Ms. Ayyub wrote, “Last year, Yogi Adityanath, the chief minister of Uttar Pradesh, India’s most populous state, put aside $91 million for the construction of a statue of the Hindu deity Ram even as hundreds of people in his state had died of encephalitis in the last few years, with key emergency facilities lacking necessary oxygen cylinders. Adityanath’s stated aim was to build a statue taller than the 597-foot one of the freedom fighter Sardar Vallabhbhai Patel, inaugurated by Modi in 2018, which cost $400 million.

“Even when Modi announced his lockdown on March 24 with no mention of how people would get their daily supplies his words sparked panic. People rushed to the streets in large numbers before Modi could finish his speech. Pharmacies were swarmed with nervous faces; social distancing was quickly forgotten. At supermarkets, anxious families stocked up on essential commodities. Milk and eggs disappeared from the shelves.

“But while the privileged a tiny minority in India were stocking their refrigerators with weeks of supplies, the country’s daily wage workers and laborers were flocking to their hometowns, often barefoot, some with their infants tied to their backs and young children crying in tow as police beat them mercilessly for flouting curfew rules.

“In Mumbai, the country’s financial capital, some 300 migrant workers crammed themselves in food container trucks so they could reach home away from the scrutiny of baton-wielding police. The heart-wrenching images of young men, with sweaty, bare bodies making their way out of the claustrophobic containers, made headlines on the country’s TV channels.

“In neighboring Dharavi, Asia’s largest slum with a population of 1 million in an area of less than a square mile, workers laughed when I asked them if they had been practicing social distancing. As I stood outside a hovel, trying to keep some distance from people the day after Modi’s lockdown order was announced, even talking about social distancing felt obscene near a room of eight people crammed together with barely any space to breathe.”

Amid lockdown, Ms. Ayyub spoke about the plight of poor as also of the frustration of doctors and said that wealthy Indians came out on March 22 at their balconies clapping and banging utensils to mark a national day of curfew. “But it was a misplaced celebration of nationalism,” she remarks.

“It also highlighted a fundamental divide in the country. On the one hand, there is the country’s upper-middle class, the elite that has stocked hand sanitizer, mango puree, and ground coffee and is posting patriotic selfies on social media,” the article said.

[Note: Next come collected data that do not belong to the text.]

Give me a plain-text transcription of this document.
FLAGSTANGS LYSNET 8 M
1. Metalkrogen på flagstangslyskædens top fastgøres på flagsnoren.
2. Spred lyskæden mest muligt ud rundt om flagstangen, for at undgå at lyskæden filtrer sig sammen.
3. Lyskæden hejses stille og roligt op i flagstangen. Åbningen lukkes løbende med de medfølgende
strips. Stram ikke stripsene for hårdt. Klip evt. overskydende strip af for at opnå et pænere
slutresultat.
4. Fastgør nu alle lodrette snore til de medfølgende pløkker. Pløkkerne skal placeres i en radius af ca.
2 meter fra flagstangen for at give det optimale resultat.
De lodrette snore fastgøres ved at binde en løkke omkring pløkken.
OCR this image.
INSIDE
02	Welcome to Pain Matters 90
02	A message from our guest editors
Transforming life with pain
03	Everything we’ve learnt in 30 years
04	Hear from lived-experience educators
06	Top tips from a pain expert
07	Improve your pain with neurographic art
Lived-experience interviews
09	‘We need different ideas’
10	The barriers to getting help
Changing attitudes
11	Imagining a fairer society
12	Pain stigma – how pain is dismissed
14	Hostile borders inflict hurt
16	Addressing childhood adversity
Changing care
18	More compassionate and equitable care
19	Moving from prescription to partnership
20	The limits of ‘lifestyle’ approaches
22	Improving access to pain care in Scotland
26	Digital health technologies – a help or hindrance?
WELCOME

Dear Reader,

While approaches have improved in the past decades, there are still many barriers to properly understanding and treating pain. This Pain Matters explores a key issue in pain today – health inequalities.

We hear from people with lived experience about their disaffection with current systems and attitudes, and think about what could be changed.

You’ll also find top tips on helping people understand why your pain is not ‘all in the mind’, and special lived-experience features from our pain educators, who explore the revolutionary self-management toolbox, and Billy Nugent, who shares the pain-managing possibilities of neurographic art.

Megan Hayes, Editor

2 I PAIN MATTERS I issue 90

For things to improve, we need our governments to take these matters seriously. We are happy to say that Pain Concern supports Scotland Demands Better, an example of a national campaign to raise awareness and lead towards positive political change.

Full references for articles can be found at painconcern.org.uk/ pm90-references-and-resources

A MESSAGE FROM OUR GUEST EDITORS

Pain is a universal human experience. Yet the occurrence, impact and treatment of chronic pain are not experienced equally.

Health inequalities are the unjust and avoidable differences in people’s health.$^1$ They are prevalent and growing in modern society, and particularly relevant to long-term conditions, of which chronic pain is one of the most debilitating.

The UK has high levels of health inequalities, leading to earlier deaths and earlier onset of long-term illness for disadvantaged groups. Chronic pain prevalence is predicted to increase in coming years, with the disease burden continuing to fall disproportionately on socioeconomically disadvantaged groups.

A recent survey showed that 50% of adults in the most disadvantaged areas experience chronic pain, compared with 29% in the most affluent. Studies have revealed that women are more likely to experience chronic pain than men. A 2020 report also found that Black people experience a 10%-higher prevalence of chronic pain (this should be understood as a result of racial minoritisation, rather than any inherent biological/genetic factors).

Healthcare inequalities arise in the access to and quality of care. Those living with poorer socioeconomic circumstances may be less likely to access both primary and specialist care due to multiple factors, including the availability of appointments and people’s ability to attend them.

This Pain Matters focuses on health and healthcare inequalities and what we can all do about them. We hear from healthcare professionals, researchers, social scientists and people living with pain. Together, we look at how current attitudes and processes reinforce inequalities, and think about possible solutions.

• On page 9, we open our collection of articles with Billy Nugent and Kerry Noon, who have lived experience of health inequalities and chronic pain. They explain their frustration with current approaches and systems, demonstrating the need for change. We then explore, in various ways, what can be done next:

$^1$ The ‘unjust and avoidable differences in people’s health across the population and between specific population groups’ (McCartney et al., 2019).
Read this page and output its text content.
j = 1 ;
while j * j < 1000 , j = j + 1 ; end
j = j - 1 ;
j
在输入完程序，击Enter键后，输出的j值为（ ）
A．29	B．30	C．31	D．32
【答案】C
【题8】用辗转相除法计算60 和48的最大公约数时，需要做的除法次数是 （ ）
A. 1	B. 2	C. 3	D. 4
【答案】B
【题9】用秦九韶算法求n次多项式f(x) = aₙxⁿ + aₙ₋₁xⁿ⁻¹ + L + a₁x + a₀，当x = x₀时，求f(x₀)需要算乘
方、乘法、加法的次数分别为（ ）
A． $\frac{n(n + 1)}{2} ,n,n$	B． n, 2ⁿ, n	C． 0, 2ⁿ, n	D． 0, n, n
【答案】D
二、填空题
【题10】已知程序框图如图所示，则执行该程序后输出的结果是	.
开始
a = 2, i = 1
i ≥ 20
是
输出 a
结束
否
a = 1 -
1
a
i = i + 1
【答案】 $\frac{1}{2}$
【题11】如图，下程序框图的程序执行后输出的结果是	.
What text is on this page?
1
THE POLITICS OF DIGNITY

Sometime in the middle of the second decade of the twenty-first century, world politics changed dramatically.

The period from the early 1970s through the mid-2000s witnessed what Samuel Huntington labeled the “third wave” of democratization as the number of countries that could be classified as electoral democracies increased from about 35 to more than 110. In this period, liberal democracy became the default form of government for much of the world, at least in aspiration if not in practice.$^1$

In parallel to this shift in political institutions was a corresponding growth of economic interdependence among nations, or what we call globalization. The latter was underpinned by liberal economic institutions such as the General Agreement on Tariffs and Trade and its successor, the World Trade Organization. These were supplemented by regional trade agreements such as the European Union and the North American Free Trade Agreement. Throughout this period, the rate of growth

“But a much larger underclass, the country’s poor and struggling, is battling poverty, has no access to soap, water, or toilets, and is living in packed clusters in slums. These same people are extremely vulnerable to the virus; for them, social distancing is a curious privilege.The unpreparedness of India’s health care and social system to deal with the pandemic is aggravated by an indifferent law enforcement that deploys brutal force against its people.

“Last month, while much of the world including next-door neighbor China was raising the alarm about the fast-spreading coronavirus, India was making global headlines for a bloody carnage in the country’s capital in which 54 people were killed and hundreds injured. And all of it was spawned by hate speech by top-ranking ministers in Modi’s cabinet. The city’s police watched on. While the world was stocking up on masks and gloves, India was busy dousing communal fire stoked by its own government.

“Thousands of families displaced in New Delhi’s violence with their kin in hospitals and their livelihoods destroyed were living in temporary relief camps in the capital. Then, as the country suddenly woke up to the threat of COVID-19, the camps were abruptly razed to the ground. The victims were left with no help.”